Photography By: Cheryl Richards

A quick chat with event planner extraordinaire AJ Williams.

N MAGAZINE: How did Nantucket first enter your life?

WILLIAMS: I’ve been coming here since I was sixteen. Our family fell in love with the beauty and the preservation of the island. Our first stay was at the Jared Coffin House. We rode bikes and went to the beach. Nantucket was the first place I heard the word “awesome.” Now we are building a home here.

N MAGAZINE: What’s one thing most people don’t know about you?

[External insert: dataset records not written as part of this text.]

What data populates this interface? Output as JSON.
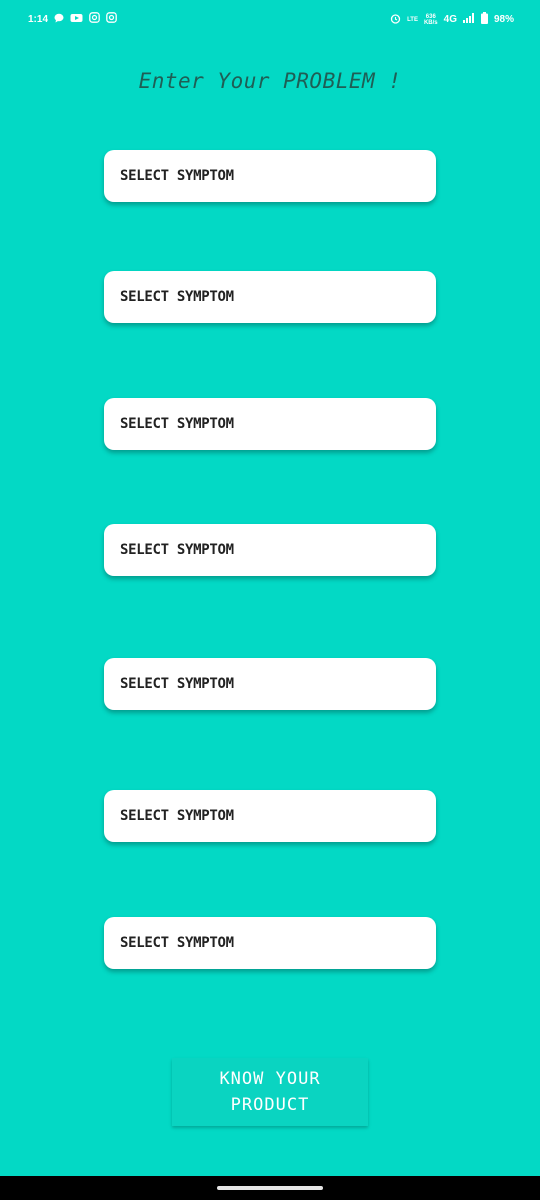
{
  "status_bar": {
    "time": "1:14",
    "network": "4G",
    "battery": "98%",
    "data_rate_value": "636",
    "data_rate_unit": "KB/s",
    "volte": "LTE"
  },
  "heading": "Enter Your PROBLEM !",
  "symptoms": [
    {
      "label": "SELECT SYMPTOM"
    },
    {
      "label": "SELECT SYMPTOM"
    },
    {
      "label": "SELECT SYMPTOM"
    },
    {
      "label": "SELECT SYMPTOM"
    },
    {
      "label": "SELECT SYMPTOM"
    },
    {
      "label": "SELECT SYMPTOM"
    },
    {
      "label": "SELECT SYMPTOM"
    }
  ],
  "button": {
    "label": "KNOW YOUR PRODUCT"
  },
  "colors": {
    "background": "#03D9C5",
    "heading": "#1f5e55",
    "field": "#ffffff",
    "button": "#0ad4c1"
  },
  "icons": [
    "chat-icon",
    "youtube-icon",
    "instagram-icon",
    "instagram-icon",
    "alarm-icon",
    "signal-icon",
    "battery-icon"
  ]
}
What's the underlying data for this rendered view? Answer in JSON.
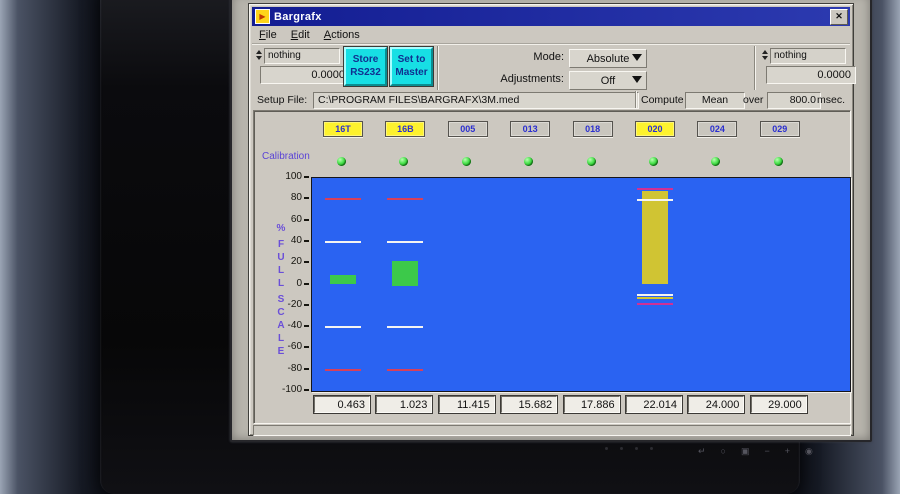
{
  "titlebar": {
    "title": "Bargrafx",
    "close_glyph": "✕",
    "icon_glyph": "▶"
  },
  "menu": {
    "items": [
      "File",
      "Edit",
      "Actions"
    ]
  },
  "controls": {
    "left": {
      "selector": "nothing",
      "value": "0.0000"
    },
    "right": {
      "selector": "nothing",
      "value": "0.0000"
    },
    "store_button": "Store RS232",
    "master_button": "Set to Master",
    "mode_label": "Mode:",
    "mode_value": "Absolute",
    "adjust_label": "Adjustments:",
    "adjust_value": "Off"
  },
  "setup": {
    "label": "Setup File:",
    "path": "C:\\PROGRAM FILES\\BARGRAFX\\3M.med",
    "compute_label": "Compute",
    "compute_method": "Mean",
    "over_label": "over",
    "interval": "800.0",
    "unit": "msec."
  },
  "graph": {
    "calibration_label": "Calibration",
    "axis_unit": "%",
    "axis_words": [
      "FULL",
      "SCALE"
    ],
    "axis_ticks": [
      100,
      80,
      60,
      40,
      20,
      0,
      -20,
      -40,
      -60,
      -80,
      -100
    ],
    "range": [
      -100,
      100
    ],
    "background": "#2a63f2"
  },
  "colors": {
    "limit_red": "#d8405a",
    "limit_magenta": "#d23095",
    "setpoint_white": "#f4f4f2",
    "bar_green": "#3cc94a",
    "bar_yellow": "#d0c433",
    "button_cyan": "#17dfe4",
    "channel_highlight": "#fdf22e",
    "titlebar_navy": "#1a2aa0"
  },
  "channels": [
    {
      "id": "16T",
      "active": true,
      "reading": "0.463",
      "marks": [
        {
          "type": "line",
          "color": "#d8405a",
          "value": 80
        },
        {
          "type": "line",
          "color": "#f4f4f2",
          "value": 40
        },
        {
          "type": "bar",
          "color": "#3cc94a",
          "from": 0,
          "to": 9
        },
        {
          "type": "line",
          "color": "#f4f4f2",
          "value": -40
        },
        {
          "type": "line",
          "color": "#d8405a",
          "value": -80
        }
      ]
    },
    {
      "id": "16B",
      "active": true,
      "reading": "1.023",
      "marks": [
        {
          "type": "line",
          "color": "#d8405a",
          "value": 80
        },
        {
          "type": "line",
          "color": "#f4f4f2",
          "value": 40
        },
        {
          "type": "bar",
          "color": "#3cc94a",
          "from": -1,
          "to": 22
        },
        {
          "type": "line",
          "color": "#f4f4f2",
          "value": -40
        },
        {
          "type": "line",
          "color": "#d8405a",
          "value": -80
        }
      ]
    },
    {
      "id": "005",
      "active": false,
      "reading": "11.415",
      "marks": []
    },
    {
      "id": "013",
      "active": false,
      "reading": "15.682",
      "marks": []
    },
    {
      "id": "018",
      "active": false,
      "reading": "17.886",
      "marks": []
    },
    {
      "id": "020",
      "active": true,
      "reading": "22.014",
      "marks": [
        {
          "type": "line",
          "color": "#d23095",
          "value": 90
        },
        {
          "type": "bar",
          "color": "#d0c433",
          "from": 0,
          "to": 88
        },
        {
          "type": "line",
          "color": "#f4f4f2",
          "value": 79
        },
        {
          "type": "line",
          "color": "#f4f4f2",
          "value": -10
        },
        {
          "type": "line",
          "color": "#d0c433",
          "value": -13
        },
        {
          "type": "line",
          "color": "#d23095",
          "value": -18
        }
      ]
    },
    {
      "id": "024",
      "active": false,
      "reading": "24.000",
      "marks": []
    },
    {
      "id": "029",
      "active": false,
      "reading": "29.000",
      "marks": []
    }
  ],
  "monitor": {
    "osd": [
      {
        "name": "return-icon",
        "glyph": "↵"
      },
      {
        "name": "auto-icon",
        "glyph": "○"
      },
      {
        "name": "menu-icon",
        "glyph": "▣"
      },
      {
        "name": "minus-button",
        "glyph": "−"
      },
      {
        "name": "plus-button",
        "glyph": "+"
      },
      {
        "name": "power-icon",
        "glyph": "◉"
      }
    ]
  }
}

WILLIAMS: Here are three: I was a semifinalist on Master Chef, I was a runner-up at both Miss Mass Teen USA and Miss USA, and I was born on the island of Jamaica.

N MAGAZINE: What are the three most critical elements of throwing a successful event?

WILLIAMS: Creating energy, an experience at every stage of the event, and being flexible.

N MAGAZINE: You’ve worked with some bold names over the years. Who was most memorable?

WILLIAMS: I loved working with Anthony Anderson, Queen Latifah, Common, Vanessa Williams, Jennifer Hudson, Michael McDonald and Don Felder of the Eagles—but I was most honored to work with President Bill Clinton. We worked very hard to secure his appearance and with only a month’s notice. We share the same birthday and I knew he loved the cannoli from Mike’s Pastry. To keep him at the event longer, I bought him a dozen. He stayed thirty minutes longer as a result.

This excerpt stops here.